Un torturado cuenta su experiencia junto a Camacho en la prisión
Rafael Franguas, El País, 29.10.2010
«Cuando llegué a Carabanchel tras permanecer 13 días de interrogatorios y torturas ininterrumpidas en la Dirección General de Seguridad, en enero de 1971», cuenta el escritor Gonzalo Moure, «los estudiantes como yo estábamos en la tercera galería. Ellos, los dirigentes comunistas y sindicalistas, se encontraban aislados en la sexta galería, sin comunicación posible con nosotros. Sin embargo», añade Moure, «Marcelino se las arregló para venir con Lucio Lobato a visitarnos y participar en una reunión para darnos ánimos».
Moure prosigue emocionado: «Me llamaron la atención las palabras de aliento que me dirigía, la bonanza y la tranquila dignidad que irradiaban para confortarme de las torturas sufridas». Y aún añade un rasgo más: «La pulcritud de su atuendo, la limpieza que mostraba le otorgaban una dignidad que nos servía de ejemplo para no desplomarnos ante el sufrimiento que nos esperaba en la cárcel. Poseía una suerte de aura, de santidad laica», añade. «Nos daba la fuerza necesaria para resistir todo aquello».

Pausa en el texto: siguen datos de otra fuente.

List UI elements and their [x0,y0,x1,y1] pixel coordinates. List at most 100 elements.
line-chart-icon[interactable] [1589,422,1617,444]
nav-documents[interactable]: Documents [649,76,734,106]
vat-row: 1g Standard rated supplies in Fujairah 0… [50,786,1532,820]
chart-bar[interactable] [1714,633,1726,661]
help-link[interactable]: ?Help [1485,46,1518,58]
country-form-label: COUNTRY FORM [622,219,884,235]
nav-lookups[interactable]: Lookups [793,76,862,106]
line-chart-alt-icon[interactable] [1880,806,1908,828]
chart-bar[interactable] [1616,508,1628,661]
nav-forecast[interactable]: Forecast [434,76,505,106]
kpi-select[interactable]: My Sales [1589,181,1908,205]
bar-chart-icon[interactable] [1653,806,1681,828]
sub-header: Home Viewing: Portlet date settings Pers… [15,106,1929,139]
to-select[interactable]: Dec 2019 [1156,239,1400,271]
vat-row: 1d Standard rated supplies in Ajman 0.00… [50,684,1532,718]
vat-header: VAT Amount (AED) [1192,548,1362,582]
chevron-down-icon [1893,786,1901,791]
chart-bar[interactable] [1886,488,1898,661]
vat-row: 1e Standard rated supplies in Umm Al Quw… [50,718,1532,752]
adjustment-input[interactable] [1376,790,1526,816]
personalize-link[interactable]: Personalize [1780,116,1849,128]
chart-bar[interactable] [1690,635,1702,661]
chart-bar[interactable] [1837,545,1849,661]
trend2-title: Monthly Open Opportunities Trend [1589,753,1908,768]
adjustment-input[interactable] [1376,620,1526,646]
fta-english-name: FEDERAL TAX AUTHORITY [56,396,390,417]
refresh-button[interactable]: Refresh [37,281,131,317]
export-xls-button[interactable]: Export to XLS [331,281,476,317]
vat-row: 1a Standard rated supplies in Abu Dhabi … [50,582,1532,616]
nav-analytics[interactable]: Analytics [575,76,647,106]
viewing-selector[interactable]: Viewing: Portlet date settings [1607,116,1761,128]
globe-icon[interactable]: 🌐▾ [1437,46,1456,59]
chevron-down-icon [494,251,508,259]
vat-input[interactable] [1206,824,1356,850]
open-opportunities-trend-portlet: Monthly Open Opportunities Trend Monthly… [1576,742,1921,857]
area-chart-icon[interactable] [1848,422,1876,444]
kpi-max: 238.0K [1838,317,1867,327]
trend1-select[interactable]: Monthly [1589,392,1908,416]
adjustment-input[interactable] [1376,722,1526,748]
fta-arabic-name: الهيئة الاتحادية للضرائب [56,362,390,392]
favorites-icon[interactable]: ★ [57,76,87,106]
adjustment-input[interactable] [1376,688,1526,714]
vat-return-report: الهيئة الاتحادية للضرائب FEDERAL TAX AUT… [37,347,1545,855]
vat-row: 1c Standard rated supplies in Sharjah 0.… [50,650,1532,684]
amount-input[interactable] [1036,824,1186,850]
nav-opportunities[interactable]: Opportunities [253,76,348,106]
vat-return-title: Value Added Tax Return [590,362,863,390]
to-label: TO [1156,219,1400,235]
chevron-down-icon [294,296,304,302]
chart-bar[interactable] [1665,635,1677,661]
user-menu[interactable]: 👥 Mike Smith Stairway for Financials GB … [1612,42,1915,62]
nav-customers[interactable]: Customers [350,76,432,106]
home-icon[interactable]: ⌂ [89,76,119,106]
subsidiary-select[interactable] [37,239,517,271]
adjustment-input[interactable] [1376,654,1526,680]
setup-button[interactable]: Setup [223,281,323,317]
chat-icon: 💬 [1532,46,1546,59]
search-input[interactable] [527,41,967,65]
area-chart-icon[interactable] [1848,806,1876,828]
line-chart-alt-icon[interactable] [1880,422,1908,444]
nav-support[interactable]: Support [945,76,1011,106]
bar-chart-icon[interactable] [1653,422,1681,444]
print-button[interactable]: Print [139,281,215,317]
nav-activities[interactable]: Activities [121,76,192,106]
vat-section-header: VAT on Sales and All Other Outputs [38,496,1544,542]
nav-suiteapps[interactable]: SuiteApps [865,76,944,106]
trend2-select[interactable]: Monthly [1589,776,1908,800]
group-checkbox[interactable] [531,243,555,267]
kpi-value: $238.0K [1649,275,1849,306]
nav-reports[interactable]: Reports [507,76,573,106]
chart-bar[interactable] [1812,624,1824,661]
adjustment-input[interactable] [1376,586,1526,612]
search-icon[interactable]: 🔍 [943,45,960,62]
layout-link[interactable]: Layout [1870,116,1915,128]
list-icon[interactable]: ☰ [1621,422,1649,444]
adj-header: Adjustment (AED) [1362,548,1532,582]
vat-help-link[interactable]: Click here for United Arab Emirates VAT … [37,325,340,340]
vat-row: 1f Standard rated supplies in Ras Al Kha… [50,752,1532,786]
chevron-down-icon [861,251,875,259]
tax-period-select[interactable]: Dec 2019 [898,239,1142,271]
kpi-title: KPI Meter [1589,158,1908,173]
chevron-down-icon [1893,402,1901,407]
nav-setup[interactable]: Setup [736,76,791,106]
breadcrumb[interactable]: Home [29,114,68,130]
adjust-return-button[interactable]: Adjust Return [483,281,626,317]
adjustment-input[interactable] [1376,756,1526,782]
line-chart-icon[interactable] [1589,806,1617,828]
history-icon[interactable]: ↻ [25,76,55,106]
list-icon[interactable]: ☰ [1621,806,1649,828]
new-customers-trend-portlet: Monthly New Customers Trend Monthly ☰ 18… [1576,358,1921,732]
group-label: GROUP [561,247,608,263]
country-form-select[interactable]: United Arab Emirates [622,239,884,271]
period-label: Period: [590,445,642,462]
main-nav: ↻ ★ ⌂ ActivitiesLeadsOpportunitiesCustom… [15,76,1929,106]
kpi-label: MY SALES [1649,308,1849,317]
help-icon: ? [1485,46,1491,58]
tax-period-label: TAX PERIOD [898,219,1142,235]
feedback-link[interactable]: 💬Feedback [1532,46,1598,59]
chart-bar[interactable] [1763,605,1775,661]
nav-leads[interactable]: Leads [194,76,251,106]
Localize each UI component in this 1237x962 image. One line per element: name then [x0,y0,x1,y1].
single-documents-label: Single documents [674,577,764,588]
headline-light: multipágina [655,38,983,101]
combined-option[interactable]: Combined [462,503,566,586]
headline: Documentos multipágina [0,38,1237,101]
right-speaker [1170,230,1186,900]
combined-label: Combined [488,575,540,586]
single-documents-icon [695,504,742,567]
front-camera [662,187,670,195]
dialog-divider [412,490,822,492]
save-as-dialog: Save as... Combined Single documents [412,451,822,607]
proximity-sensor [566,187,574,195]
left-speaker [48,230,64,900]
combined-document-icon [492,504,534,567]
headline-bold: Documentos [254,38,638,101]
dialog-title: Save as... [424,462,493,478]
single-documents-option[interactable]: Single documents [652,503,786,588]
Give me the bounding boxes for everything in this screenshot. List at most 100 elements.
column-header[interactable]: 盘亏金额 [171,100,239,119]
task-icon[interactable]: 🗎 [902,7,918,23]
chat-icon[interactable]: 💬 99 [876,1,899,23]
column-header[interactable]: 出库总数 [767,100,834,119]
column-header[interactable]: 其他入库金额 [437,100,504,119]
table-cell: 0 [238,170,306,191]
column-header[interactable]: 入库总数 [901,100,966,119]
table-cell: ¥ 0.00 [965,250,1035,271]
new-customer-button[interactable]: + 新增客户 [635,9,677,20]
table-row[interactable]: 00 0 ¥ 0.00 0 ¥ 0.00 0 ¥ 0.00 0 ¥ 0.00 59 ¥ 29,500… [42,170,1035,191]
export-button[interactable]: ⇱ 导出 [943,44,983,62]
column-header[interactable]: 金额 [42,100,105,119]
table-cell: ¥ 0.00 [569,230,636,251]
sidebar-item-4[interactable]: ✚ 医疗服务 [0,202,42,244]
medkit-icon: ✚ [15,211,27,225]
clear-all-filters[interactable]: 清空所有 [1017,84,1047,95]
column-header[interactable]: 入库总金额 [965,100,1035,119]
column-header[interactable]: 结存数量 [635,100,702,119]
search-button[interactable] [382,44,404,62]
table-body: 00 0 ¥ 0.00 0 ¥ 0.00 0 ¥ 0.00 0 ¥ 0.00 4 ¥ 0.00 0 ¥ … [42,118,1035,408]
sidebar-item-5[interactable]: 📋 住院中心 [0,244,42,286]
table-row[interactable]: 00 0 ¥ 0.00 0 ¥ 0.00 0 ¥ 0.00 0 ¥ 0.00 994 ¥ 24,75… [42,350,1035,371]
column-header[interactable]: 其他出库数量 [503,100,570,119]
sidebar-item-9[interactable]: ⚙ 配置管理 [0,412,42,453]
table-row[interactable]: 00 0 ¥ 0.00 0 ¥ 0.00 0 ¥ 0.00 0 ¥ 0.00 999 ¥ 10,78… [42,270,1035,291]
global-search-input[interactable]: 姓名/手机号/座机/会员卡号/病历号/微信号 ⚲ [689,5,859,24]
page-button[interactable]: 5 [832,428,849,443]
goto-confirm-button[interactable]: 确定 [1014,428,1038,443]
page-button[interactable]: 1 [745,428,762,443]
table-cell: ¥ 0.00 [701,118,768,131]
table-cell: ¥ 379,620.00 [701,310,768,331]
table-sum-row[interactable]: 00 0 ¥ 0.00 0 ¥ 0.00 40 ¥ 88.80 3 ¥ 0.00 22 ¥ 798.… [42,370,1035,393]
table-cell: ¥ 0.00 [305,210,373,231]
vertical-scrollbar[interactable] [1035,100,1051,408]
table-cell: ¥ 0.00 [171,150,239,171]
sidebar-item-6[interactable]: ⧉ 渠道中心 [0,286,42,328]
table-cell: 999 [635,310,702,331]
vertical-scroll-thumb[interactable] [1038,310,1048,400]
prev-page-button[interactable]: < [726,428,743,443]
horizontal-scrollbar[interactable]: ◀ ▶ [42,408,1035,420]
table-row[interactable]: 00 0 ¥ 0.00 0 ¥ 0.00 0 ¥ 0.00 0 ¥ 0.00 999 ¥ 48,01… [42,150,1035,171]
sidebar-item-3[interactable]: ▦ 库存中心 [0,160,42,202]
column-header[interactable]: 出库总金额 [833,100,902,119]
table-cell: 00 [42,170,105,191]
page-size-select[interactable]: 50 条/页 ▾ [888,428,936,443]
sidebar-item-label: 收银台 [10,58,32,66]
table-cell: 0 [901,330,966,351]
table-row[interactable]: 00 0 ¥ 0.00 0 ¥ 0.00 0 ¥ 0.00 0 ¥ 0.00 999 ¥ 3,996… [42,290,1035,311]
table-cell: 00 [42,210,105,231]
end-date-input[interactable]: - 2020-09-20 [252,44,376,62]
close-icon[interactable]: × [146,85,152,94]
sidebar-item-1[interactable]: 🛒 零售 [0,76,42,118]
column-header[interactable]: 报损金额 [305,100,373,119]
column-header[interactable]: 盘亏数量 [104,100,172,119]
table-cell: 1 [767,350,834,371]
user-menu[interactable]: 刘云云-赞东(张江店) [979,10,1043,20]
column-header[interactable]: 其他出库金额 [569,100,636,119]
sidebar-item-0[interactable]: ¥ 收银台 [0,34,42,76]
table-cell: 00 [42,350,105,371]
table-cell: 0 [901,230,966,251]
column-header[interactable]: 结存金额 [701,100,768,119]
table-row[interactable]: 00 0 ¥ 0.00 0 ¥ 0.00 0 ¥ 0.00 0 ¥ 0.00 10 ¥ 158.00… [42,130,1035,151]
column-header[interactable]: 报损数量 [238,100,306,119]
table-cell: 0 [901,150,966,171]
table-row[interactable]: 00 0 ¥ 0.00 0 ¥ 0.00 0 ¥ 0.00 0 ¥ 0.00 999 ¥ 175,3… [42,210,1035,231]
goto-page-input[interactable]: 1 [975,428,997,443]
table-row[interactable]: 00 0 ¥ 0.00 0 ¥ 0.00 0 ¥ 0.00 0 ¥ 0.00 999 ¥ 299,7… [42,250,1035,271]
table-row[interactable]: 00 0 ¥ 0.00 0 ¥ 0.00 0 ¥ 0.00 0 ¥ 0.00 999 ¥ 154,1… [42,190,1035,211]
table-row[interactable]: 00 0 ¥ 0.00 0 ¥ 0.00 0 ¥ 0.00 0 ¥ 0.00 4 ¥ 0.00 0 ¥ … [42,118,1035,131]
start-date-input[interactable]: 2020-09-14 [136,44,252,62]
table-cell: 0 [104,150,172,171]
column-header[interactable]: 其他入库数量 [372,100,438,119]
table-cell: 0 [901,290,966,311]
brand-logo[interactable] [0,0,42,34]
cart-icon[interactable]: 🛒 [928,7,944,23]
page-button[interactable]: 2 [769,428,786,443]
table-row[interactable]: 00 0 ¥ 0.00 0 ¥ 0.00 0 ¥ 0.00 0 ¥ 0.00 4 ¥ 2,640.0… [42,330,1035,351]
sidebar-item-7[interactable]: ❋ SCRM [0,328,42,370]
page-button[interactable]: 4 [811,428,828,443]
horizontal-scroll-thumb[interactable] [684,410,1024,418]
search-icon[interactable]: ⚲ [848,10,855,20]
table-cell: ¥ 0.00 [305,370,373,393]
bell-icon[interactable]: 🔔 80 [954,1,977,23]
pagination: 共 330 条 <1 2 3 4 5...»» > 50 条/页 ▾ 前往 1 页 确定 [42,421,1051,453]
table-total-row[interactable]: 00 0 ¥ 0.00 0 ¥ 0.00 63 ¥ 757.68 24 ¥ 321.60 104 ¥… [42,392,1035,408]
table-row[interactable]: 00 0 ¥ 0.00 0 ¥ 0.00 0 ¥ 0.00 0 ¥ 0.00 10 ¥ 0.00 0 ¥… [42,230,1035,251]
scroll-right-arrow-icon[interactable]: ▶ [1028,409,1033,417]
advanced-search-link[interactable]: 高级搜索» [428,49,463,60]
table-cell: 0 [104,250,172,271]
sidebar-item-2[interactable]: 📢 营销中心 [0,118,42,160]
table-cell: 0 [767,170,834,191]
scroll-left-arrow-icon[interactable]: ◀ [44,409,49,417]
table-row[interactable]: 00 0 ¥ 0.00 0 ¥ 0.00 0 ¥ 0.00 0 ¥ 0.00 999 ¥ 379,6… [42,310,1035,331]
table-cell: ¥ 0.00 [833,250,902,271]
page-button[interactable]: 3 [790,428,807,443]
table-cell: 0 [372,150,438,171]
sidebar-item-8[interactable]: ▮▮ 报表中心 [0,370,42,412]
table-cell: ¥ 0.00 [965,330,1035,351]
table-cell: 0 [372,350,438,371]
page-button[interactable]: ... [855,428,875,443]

Marcelino Camacho Abad, soriano de nacimiento, obrero de oficio y representante sindical por vocación, fue un hombre sobrio, de firmes convicciones igualitarias que cultivó desde su adolescencia. Amante de la lectura y de la conversación, asoció su incesante actividad política y sindical con un modelo de vida basado en la honestidad, la austeridad y el optimismo racional. Tan hondas convicciones igualitarias, comunistas, no estuvieron nunca en él reñidas con su cualidad de líder, de la que nunca abdicó. Su capacidad para generar confianza y afecto, lo que se ha denominado carisma, le aseguró casi siempre el voto de sus compañeros y su correspondiente elección como representante o delegado. Y ello en condiciones muy adversas por la proscripción total del sindicalismo y de la acción política por parte del franquismo, que sufrió en sus carnes durante 40 años.
Inteligente, riguroso consigo mismo y benevolente con sus compañeros, Camacho aplicaba con enorme rigor una de las características señeras de la cultura política comunista y que él amplió a la del sindicalismo: la organización de la lucha. Tal exigencia le procuraba situarse en posiciones por completo alejadas del aventurerismo, su verdadera bestia negra, dado su enorme compromiso personal por conseguir ahorrar a sus representados la mayor cuota posible de riesgos y sufrimientos derivados de la lucha. Esta vigilancia constante por eludir daños a los demás se hallaba en el origen de su estatura moral, encomiada por cuantos le conocieron, como sus compañeros de la Perkins. La policía franquista rara vez se atrevió a levantarle la mano, ya que le temía por la dignidad de su entereza y por el hondo afecto que generaba en los demás presos. Sus allegados le consideraron capaz de conjugar la audacia con la prudencia. Sus cualidades como negociador le granjearon asimismo fama de hombre de palabra, inteligente y justo. Camacho fue un líder nato que cosechó grandes triunfos gracias a su certera capacidad para medir los tiempos de arranque y culminación de las luchas obreras. Mas también supo ser el líder moral de los suyos en los episodios más sombríos de la represión, a la cual opuso su dignidad como escudo para los demás y arma suprema de su espíritu indomable.